Die Bilderflut überfordert uns. Allein beim Portal Instagram werden täglich 80 Millionen Fotos geteilt. Im Farbenrausch schießt Austauschbares an uns vorbei.

„Mit der Leica wird die Zeit rausgenommen“

„Instagram-Fotos sind Daten“, sagt Karin Rehn-Kaufmann, mit ausgedruckten Fotografien nicht vergleichbar. Sie plädiert für eine „Kultur des Bildes“, die neue Galerie sei der Gegentrend zum Zeitgeist: „Mit der Leica wird die Zeit rausgenommen.“

Ihr Mann Andreas Kaufmann ist froh, mal wieder in Stuttgart zu sein – Erinnerungen kommen hoch. „In Deutschland wurde Aldi erfunden“, sagt er, „und Schwaben fragen: Was koschd des?“

Dass viel Geld in Stuttgart vorhanden ist, weiß der Aufsichtsratschef natürlich. Heute schämen sich Schwaben nicht mehr, wenn sie sich was gönnen. Der Leica-Chef erzählt die schöne Geschichte benachbarter Eheleute. Die ließen sich einst mit dem Taxi nicht direkt vor die Haustür fahren, sondern bis zur Kreuzung davor, um nicht von den Nachbarn mit Taxi gesehen zu werden. Die letzten Meter liefen sie zu Fuß.

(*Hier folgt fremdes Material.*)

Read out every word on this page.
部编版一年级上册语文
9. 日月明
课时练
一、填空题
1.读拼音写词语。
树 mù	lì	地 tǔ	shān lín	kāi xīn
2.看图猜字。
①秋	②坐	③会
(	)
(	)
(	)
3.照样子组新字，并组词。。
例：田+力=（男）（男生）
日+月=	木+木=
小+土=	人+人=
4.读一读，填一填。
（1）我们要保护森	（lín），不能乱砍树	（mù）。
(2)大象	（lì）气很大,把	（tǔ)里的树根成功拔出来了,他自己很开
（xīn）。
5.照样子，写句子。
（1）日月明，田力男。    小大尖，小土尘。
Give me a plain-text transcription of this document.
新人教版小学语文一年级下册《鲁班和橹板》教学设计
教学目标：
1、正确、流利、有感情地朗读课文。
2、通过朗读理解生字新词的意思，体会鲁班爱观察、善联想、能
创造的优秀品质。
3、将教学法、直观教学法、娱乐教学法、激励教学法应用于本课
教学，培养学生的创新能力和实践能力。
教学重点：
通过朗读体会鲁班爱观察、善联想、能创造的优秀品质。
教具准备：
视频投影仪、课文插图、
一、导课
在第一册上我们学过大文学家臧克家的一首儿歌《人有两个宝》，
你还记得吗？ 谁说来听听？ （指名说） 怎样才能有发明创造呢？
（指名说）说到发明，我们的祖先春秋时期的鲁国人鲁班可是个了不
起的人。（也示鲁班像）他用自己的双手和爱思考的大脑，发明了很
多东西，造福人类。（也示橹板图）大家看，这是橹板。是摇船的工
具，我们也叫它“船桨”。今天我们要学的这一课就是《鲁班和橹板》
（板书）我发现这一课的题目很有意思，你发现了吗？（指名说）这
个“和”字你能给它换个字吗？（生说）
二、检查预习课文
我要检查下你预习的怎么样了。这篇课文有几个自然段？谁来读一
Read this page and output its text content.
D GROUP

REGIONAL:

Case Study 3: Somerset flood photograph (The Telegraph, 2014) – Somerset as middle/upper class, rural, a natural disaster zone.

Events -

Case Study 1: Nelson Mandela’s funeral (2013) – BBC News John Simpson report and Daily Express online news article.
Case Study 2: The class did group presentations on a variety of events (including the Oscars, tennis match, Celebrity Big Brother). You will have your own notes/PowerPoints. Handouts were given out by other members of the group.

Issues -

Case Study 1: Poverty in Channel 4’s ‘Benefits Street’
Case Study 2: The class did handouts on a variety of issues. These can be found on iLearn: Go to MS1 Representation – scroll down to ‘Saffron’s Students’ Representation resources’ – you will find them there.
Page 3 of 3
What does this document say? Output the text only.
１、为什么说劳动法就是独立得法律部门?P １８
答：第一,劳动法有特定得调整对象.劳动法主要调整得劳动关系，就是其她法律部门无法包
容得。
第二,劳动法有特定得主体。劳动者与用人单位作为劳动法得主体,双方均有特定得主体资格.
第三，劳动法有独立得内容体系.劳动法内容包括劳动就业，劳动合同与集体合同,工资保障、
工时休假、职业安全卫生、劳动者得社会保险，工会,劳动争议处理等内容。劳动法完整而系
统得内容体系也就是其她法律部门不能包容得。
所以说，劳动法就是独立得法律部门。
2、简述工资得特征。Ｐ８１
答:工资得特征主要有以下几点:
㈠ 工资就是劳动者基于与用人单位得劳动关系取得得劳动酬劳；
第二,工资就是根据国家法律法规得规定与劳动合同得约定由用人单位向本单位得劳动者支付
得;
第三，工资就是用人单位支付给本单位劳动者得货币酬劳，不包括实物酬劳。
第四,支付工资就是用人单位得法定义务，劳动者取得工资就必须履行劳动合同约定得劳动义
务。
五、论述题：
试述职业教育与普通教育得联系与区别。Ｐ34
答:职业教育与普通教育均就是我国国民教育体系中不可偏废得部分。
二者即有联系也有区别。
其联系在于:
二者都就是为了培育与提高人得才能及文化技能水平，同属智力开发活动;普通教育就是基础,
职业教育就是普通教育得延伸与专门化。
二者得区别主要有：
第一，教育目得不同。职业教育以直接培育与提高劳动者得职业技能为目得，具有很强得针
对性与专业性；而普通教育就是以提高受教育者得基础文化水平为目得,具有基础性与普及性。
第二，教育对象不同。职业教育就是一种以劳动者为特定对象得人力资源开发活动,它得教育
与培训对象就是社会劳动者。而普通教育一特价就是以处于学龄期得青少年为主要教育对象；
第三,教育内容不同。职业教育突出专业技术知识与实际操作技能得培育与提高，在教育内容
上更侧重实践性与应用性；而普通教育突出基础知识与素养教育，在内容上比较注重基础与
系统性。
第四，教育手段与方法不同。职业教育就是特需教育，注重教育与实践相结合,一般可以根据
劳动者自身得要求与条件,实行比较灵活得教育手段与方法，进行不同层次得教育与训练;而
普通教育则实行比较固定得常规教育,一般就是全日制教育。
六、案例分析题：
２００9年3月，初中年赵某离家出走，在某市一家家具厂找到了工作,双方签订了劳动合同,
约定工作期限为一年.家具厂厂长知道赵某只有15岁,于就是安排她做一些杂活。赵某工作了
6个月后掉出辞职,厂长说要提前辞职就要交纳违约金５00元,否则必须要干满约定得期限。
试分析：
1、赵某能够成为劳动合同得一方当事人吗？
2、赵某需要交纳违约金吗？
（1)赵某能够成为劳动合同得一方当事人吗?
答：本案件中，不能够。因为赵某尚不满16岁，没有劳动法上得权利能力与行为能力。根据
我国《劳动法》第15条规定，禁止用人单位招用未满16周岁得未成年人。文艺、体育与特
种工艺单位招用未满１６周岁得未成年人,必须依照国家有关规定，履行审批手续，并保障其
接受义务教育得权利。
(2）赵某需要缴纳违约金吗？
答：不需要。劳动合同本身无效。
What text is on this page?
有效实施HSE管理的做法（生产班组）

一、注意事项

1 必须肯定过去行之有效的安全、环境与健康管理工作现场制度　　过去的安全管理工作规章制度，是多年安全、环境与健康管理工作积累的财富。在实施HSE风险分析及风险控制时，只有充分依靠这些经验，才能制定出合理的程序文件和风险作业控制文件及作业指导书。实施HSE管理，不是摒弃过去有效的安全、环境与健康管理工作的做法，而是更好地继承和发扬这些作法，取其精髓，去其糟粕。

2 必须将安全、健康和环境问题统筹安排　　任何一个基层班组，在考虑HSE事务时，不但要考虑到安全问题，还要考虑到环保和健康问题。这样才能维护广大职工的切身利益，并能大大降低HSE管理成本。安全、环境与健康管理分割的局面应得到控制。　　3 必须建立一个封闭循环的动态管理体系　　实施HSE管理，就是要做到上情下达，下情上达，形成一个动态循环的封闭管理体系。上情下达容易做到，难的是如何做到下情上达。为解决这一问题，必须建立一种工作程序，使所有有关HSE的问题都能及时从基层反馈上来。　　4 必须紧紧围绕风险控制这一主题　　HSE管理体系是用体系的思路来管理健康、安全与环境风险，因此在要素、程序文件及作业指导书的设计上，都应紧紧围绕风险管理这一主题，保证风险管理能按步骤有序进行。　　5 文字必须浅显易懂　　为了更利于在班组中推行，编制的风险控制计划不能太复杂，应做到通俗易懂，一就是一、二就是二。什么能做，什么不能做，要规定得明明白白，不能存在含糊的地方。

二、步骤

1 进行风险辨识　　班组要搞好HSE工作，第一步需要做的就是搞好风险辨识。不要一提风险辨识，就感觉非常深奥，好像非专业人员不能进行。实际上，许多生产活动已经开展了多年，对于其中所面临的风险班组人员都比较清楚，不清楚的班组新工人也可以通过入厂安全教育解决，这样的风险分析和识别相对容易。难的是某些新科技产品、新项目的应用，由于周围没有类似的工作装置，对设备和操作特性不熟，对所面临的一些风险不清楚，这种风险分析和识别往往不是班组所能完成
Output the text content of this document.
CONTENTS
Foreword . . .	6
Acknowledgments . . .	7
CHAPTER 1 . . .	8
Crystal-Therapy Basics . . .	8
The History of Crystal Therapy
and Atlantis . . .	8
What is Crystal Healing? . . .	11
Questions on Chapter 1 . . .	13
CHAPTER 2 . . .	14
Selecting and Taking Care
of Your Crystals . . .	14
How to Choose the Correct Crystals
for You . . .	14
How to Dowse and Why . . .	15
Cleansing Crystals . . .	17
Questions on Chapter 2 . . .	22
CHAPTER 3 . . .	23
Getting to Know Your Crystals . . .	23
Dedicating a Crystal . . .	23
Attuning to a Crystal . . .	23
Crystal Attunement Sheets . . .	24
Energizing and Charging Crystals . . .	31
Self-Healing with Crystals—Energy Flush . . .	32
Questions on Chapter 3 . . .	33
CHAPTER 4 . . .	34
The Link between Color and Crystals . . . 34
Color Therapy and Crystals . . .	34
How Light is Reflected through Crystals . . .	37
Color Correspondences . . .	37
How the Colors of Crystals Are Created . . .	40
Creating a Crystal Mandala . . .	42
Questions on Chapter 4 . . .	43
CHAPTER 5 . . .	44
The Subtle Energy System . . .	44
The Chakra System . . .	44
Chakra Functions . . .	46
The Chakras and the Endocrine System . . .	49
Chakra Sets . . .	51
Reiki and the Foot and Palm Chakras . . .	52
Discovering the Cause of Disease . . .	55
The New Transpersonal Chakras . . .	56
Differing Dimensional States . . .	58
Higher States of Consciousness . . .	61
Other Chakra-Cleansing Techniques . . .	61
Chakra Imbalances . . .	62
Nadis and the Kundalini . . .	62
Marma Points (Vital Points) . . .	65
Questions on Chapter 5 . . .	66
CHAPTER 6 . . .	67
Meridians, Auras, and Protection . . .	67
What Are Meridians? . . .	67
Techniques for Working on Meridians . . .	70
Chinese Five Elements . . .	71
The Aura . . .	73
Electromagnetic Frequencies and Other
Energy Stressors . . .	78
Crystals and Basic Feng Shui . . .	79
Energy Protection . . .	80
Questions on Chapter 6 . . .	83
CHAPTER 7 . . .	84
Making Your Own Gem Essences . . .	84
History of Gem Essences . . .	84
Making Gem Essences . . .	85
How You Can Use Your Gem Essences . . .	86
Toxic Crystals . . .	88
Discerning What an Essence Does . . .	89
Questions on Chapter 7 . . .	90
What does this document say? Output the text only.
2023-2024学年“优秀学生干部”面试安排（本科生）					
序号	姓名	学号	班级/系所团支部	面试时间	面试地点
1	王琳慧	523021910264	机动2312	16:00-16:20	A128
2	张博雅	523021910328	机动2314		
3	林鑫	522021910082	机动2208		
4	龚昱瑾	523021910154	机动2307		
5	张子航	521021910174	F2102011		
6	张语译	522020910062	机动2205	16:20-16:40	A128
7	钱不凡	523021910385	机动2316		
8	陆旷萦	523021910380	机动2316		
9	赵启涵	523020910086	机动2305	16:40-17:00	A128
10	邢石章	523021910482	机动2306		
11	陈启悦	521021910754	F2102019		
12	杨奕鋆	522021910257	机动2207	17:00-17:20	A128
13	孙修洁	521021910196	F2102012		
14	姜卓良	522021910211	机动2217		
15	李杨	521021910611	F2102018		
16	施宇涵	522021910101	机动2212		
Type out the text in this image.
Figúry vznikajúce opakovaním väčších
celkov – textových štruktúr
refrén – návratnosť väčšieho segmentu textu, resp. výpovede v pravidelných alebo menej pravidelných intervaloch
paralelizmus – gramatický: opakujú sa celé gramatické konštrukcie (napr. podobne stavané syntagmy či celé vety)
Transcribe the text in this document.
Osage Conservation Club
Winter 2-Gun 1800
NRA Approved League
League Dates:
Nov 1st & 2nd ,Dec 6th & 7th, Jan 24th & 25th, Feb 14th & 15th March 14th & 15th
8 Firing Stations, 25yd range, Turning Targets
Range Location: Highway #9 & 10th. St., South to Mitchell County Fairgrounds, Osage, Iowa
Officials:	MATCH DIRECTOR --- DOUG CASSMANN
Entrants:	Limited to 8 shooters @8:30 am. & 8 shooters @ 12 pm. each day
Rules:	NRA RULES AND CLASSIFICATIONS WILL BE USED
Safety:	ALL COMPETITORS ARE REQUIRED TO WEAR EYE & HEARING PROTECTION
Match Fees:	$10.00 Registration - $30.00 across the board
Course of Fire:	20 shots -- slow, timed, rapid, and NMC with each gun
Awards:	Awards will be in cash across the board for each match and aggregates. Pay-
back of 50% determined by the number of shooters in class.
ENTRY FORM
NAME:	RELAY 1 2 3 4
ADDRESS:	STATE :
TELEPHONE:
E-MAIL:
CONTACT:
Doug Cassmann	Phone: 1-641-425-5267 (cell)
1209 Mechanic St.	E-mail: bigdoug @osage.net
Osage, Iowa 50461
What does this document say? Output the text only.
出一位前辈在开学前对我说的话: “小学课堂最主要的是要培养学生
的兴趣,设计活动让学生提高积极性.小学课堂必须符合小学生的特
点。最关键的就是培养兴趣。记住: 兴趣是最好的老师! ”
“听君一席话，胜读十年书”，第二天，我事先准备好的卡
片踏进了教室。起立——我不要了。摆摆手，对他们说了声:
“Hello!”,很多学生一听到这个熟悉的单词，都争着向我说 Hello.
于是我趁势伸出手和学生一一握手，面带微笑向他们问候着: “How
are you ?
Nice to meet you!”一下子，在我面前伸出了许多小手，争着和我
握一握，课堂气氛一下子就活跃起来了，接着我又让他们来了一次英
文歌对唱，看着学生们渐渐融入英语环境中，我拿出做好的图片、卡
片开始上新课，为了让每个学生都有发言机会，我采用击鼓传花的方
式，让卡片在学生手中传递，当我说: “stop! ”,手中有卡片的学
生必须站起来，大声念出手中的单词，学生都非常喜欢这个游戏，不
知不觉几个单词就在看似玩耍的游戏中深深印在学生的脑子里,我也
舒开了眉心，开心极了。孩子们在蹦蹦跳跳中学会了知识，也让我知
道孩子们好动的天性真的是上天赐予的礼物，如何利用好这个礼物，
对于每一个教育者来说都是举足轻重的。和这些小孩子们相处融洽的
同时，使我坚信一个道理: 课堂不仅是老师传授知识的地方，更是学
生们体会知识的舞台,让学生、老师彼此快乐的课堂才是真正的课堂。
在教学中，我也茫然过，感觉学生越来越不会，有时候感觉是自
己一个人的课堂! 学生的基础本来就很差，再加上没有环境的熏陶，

Wär’ das ein schönes Motiv für einen Leica-Fotografen gewesen!

Infos zu den Öffnungszeiten

Der Leica Store und die Leica Galerie, Calwerstraße 41, ist geöffnet: montags bis freitags von 10 bis 19 Uhr, samstags von 10 bis 18 Uhr. Nach Herlinde Koelbl stellen im neuen Jahr der Tier- und Naturfotograf Norbert Rosing und der Stuttgarter Fotokünstler Claus Rudolph aus.